Figure 1
In commercial integrated-circuit production flows, to achieve the lowest possible cost for a particular product, the yield is maximized and fab loading optimized to ensure a reliable and economical product supply chain. Planners typically distribute the fabrication of consumer or commercial-off-the-shelf (COTS/COTS+) product to multiple qualified wafer-facilities and assembly and test (A/T) sites. As Figure 1 shows, many larger manufacturers use 3 to 4 wafer fabs and A/T sites. If a natural disaster were to damage a fab or assembly site in one location, production is readily re-routed to the other unaffected fabs and A/T sites to take up the production, thereby avoiding a supply short-fall. At each manufacturing and A/T site, the production recipe, material set, and final assembly and test flows are changed/adjusted locally to optimize each for cost, yield, cycle-time, etc. The end-product from any site, by definition, must meet the data sheet specifications, BUT parameters and properties will be unique for each flow, introducing more variation in the specific quality and performance of product from each flow. Additionally, the same parts from the same manufacturing flows will vary over time (e.g. due to die revisions, mold compound change, etc.).

When buying parts from a distributor, it is likely that the population of units that you’ll receive will be from different production runs, different fabs, and even different A/T sites. This implies that a typical COTS/COTS+ population of units is likely to have the largest variability of any other grade of semiconductor product. This wide variability makes the requirement for proper up-screening much more critical for ensuring that units of known quality and performance end up in a spacecraft system. It implies buying many times the number of units needed, testing all of the units at multiple temperatures, sacrificing some for SEE and TID studies, and doing some combination of burn-in, qualification, and/or HTOL on all units to fly in an effort to screen early failures and give high confidence of mission success. Included with this huge test over-head is the long cycle-time and the constant risk that units may not meet the reliability requirements after all the testing and/or that units may end up being overly stressed during the up-screening.

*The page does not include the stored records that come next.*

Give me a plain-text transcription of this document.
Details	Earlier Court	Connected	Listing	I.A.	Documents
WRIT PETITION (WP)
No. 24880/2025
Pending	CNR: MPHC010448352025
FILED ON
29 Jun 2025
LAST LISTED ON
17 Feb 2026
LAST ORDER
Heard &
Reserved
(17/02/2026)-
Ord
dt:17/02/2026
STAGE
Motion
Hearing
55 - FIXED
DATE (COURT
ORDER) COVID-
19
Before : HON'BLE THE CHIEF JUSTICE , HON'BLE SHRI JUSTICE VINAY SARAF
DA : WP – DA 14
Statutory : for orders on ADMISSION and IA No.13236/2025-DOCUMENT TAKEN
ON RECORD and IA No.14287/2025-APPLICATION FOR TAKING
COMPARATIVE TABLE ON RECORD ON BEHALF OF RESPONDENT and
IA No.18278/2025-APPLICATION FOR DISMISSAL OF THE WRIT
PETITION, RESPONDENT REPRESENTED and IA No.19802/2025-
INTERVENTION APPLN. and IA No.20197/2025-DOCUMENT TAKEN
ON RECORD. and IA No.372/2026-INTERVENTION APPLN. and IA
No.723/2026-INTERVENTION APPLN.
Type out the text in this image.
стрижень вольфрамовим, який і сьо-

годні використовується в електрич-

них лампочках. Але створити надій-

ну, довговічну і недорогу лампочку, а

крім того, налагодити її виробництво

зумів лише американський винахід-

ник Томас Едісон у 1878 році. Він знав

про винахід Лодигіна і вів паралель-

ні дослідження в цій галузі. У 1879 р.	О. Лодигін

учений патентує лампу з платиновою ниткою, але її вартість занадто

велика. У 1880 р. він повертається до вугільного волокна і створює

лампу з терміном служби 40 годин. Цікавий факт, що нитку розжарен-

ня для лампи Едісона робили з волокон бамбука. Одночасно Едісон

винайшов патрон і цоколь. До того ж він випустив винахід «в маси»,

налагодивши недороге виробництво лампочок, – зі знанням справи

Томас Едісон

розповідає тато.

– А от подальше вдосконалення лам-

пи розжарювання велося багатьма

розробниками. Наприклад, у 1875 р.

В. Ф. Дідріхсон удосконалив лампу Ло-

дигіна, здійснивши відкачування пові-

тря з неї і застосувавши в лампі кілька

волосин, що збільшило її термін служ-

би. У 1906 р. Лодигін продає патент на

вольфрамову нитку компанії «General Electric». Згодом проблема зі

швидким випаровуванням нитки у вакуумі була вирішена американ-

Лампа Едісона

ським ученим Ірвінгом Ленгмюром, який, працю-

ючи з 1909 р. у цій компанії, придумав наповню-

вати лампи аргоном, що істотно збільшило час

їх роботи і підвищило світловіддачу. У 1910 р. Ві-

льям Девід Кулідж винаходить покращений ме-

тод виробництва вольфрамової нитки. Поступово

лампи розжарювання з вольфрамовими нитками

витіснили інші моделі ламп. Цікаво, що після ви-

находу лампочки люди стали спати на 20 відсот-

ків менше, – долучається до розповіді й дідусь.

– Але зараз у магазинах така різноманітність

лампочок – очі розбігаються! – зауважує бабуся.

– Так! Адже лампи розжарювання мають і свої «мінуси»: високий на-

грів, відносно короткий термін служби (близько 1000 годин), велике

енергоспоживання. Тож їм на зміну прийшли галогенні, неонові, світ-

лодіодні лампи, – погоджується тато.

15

In comparison to the COTS/COTS+ flow, any semiconductor grade that produces populations of units from a single controlled baseline (SCB) lot flow (Figure 2) will produce units with much more constrained variation. This type of flow offers significantly improved quality and reliability. Product obtained from a SCB lot is from a single production lot (12-25 wafers processed at the same time on the same equipment within the fab) – all run in a single qualified wafer fab and assembled and tested at a single A/T site with one set of packaging materials.

By running material consistently through the same fab and using the same single assembly/test facility, a much more consistent material is guaranteed. Demonstrating the variability from lot-to-lot and fab-to-fab, the Figure 3 shows parametric NMOSFET (x-axis) and PMOSFET (y-axis) threshold voltage data collected from two manufacturing fabs over several lots of materials. It is clear that getting units from multiple lots will increase parameter variation and getting units from multiple manufacturing sites will increase it further (red data points vs. single lot green data points). It should be noted that SCB lots are usually fabricated in QML (Qualified Manufacturer List) facilities, where the process and operating procedures are regulated and inspected by tight military specifications with all material tracked through the fab/assembly/test and after-packaging, so there is unit/lot traceability. In commercial flows such control and tracking is impossible due to cost pressures especially on super-high volume commodity parts selling for a few cents per component.
In summary, any product grade based on an SCB Lot flow will provide units with significantly reduced manufacturing variation as compared with product manufactured on a COTS/COTS+ flow. Thus, these types of grades provide a population of units with significantly higher quality and reliability and a more stable radiation performance (allowing “what you test is what you fly”). With proper up-screening, these higher grades offer many of the key advantages of using full space-grade parts but with a reduced price to make them more attractive in the larger volumes being sought after by the small-satellite market sectors.